In the early days of the car culture, motels grew on the edge of town, like mushrooms in a shady forest. The earliest motor courts, back in the 1920s and '30s, were often little more than a collection of under-lit cottages shrouded by trees, places for all sorts of shady behavior.
Tawdry novels and pulp magazines set their lurid tales in motel courts. In fact, J. Edgar Hoover, director of the FBI, wrote a report in 1940 called "Camps of Crime," accusing the motor courts of encouraging "an implicit immorality and tendency to criminality."
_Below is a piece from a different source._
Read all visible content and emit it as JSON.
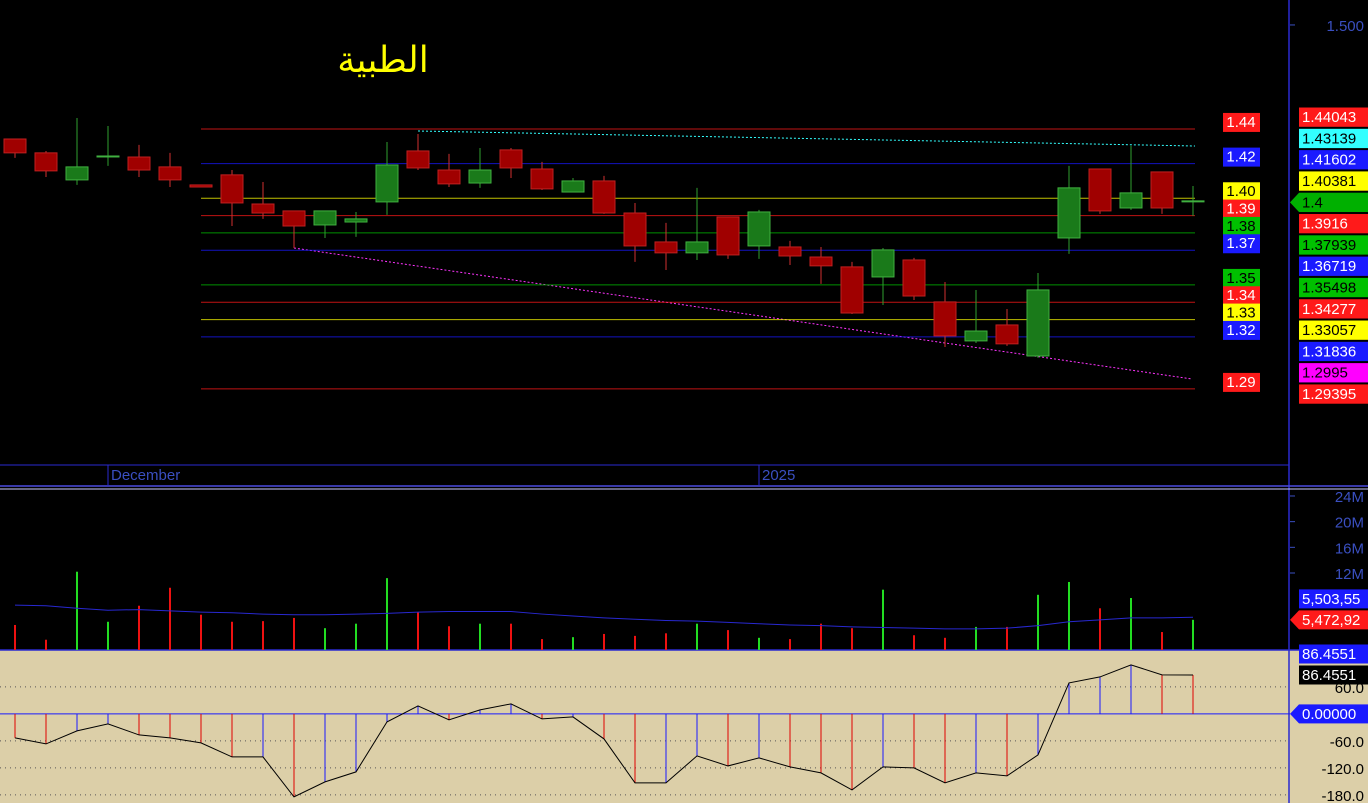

The burgeoning motel industry fought back against the "no-tell motel" image by forming associations designed to assure travelers of decency and cleanliness. Signs for the United Motor Courts, the American Motor Hotel Association and Quality Motor Courts were intended to prove that these motels were clean and safe and that their owners were upstanding citizens who cared about their properties — and their reputations.
As historian Lori Henderson explained in "America's Roadside Lodging: The Rise and Fall of the Motel," everyday Americans embraced the convenience and, often, the lower cost of the motel. Hotels, Henderson explained, were regarded as a European idea. Motels, on the other hand, arose from a country that embraced the open road, and the freedom the automobile promised.
Here in the Gopher State, the motel industry boomed as roads improved, cars became more affordable and more of us wanted to hit the highway in the summer with the kids, and stay someplace secure and wholesome.